Sugars were analyzed in a chromatograph composed of an evaporative light scattering detector (ELSD), Sedex 80 (SEDERE LT-ELSD) and an YL9100 HPLC system (YL Instruments, Anyang, Korea). The separation of sugars was performed using an amino column Kromasil 100-5-NH2 (250 mm × 4.6 mm) (AkzoNobel, Bohus, Sweden) with a mobile phase of 95% acetonitrile and 5% HPLC-grade water, degassed and ultrasonicated. The analysis conditions were held constant at a flow rate of 1.5 mL min-1 for 35 min at 20 °C. The injection volume was 20 μL. The data were analyzed with software YL-Clarity version 4.0.3. (YL Instruments).
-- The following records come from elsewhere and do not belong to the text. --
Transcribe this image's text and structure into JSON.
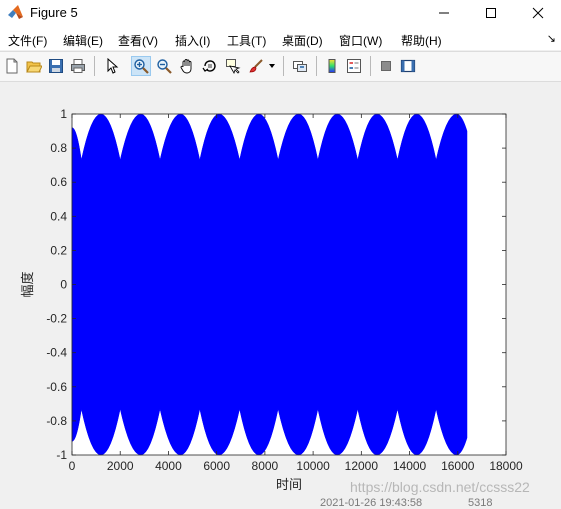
{
  "window": {
    "title": "Figure 5"
  },
  "menu": [
    {
      "label": "文件(F)"
    },
    {
      "label": "编辑(E)"
    },
    {
      "label": "查看(V)"
    },
    {
      "label": "插入(I)"
    },
    {
      "label": "工具(T)"
    },
    {
      "label": "桌面(D)"
    },
    {
      "label": "窗口(W)"
    },
    {
      "label": "帮助(H)"
    }
  ],
  "toolbar": {
    "items": [
      "new-figure-icon",
      "open-file-icon",
      "save-icon",
      "print-icon",
      "pointer-icon",
      "zoom-in-icon",
      "zoom-out-icon",
      "pan-icon",
      "rotate-3d-icon",
      "data-cursor-icon",
      "brush-icon",
      "brush-dropdown-icon",
      "link-plot-icon",
      "colorbar-icon",
      "legend-icon",
      "hide-plot-tools-icon",
      "show-plot-tools-icon"
    ],
    "active": "zoom-in-icon"
  },
  "chart_data": {
    "type": "area",
    "xlabel": "时间",
    "ylabel": "幅度",
    "xlim": [
      0,
      18000
    ],
    "ylim": [
      -1,
      1
    ],
    "xticks": [
      "0",
      "2000",
      "4000",
      "6000",
      "8000",
      "10000",
      "12000",
      "14000",
      "16000",
      "18000"
    ],
    "yticks": [
      "1",
      "0.8",
      "0.6",
      "0.4",
      "0.2",
      "0",
      "-0.2",
      "-0.4",
      "-0.6",
      "-0.8",
      "-1"
    ],
    "grid": false,
    "series": [
      {
        "color": "#0000ff",
        "x_range": [
          0,
          16384
        ],
        "envelope_x": [
          0,
          390,
          1200,
          2000,
          2850,
          3650,
          4500,
          5300,
          6100,
          6950,
          7750,
          8550,
          9400,
          10200,
          11000,
          11850,
          12650,
          13500,
          14300,
          15100,
          15950,
          16384
        ],
        "envelope_upper": [
          0.92,
          0.73,
          1,
          0.73,
          1,
          0.73,
          1,
          0.73,
          1,
          0.73,
          1,
          0.73,
          1,
          0.73,
          1,
          0.73,
          1,
          0.73,
          1,
          0.73,
          1,
          0.9
        ],
        "envelope_lower": [
          -0.92,
          -0.73,
          -1,
          -0.73,
          -1,
          -0.73,
          -1,
          -0.73,
          -1,
          -0.73,
          -1,
          -0.73,
          -1,
          -0.73,
          -1,
          -0.73,
          -1,
          -0.73,
          -1,
          -0.73,
          -1,
          -0.9
        ]
      }
    ]
  },
  "overlay": {
    "watermark": "https://blog.csdn.net/ccsss22",
    "date_text": "2021-01-26 19:43:58",
    "count_text": "5318"
  }
}
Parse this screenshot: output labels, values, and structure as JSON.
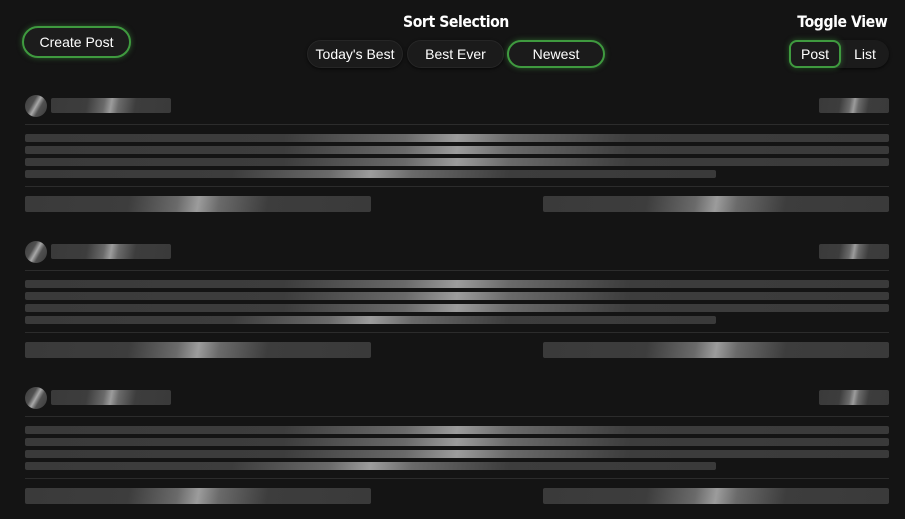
{
  "header": {
    "create_post_label": "Create Post",
    "sort_title": "Sort Selection",
    "toggle_title": "Toggle View"
  },
  "sort_options": [
    {
      "label": "Today's Best",
      "active": false
    },
    {
      "label": "Best Ever",
      "active": false
    },
    {
      "label": "Newest",
      "active": true
    }
  ],
  "view_options": [
    {
      "label": "Post",
      "active": true
    },
    {
      "label": "List",
      "active": false
    }
  ],
  "colors": {
    "accent": "#3f9a3f",
    "background": "#141414",
    "skeleton": "#3a3a3a"
  },
  "feed": {
    "state": "loading",
    "placeholder_cards": [
      {
        "id": "card-1"
      },
      {
        "id": "card-2"
      },
      {
        "id": "card-3"
      }
    ]
  }
}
Organic acids were analyzed in a chromatograph with an ultra-violet detector UV-VIS LC-NET II/ADC (JASCO Corporation, Tokyo, Japan) to measure the absorbance at 195 nm. The separation of acids was performed using a Symmetry C-18 (4.6 mm × 250 mm, 5.0 μm) (Waters, Wexford, Ireland). The mobile phase used was 0.0085 N H2SO4 degassed and ultrasonicated and the analysis conditions were held constant at a flow rate of 0.4 mL min-1 for 5 min at 20 °C. The injection volume was 20 μL. The data were analyzed with ChromPass v. 1.7 software (JASCO Corporation).

Volatile extraction

Flesh with peel from pepino samples of 2015 and 2016 were analyzed. Volatiles compounds were determined only for the developmental study. A small-scale liquid/liquid extraction (LLE) method was used for the volatile analysis (Aubert et al., 2005). The extraction method and analysis of volatiles by gas chromatography-mass spectrometry (GC-MS) were performed according to the methodology described in Contreras et al. (2017).


Developmental experiment

During the six stages of development spanning nearly 90 d after fruit set, pepino fruit showed low respiration rates, between 20-25 μg CO2 kg-1 s-1 at immature stages down to 5 μg CO2 kg-1 s-1 at riper stages (Figure 1). Also, pepino did not show a climacteric peak after harvest coinciding with the literature that has classified this fruit as having a non- climacteric ripening physiology (El-Zeftawi et al., 1988; Heyes et al., 1994; Ahumada and Cantwell, 1996) (Figure 1). Therefore, pepino is a non-climacteric fruit according to our data, however, we do not rule out the possibility that there may be climacteric accessions, such as the case of melon (Obando-Ulloa et al., 2008) or Asian pear (Yamane et al., 2007). The higher respiratory rates in the early developmental stages coincide with the high metabolic activity of the tissue (e.g. cell division) described for immature fruit (Wills et al., 2007). In regards to ethylene, pepino showed very low production values both years, which never exceeded 0.1 ng kg-1 s-1, except for the last developmental stage (stage 6), which corresponded to a senescent fruit where ethylene emissions are triggered by senescence rather than ripening. Other authors have classified pepino among fruit with low ethylene production (Kader, 2002).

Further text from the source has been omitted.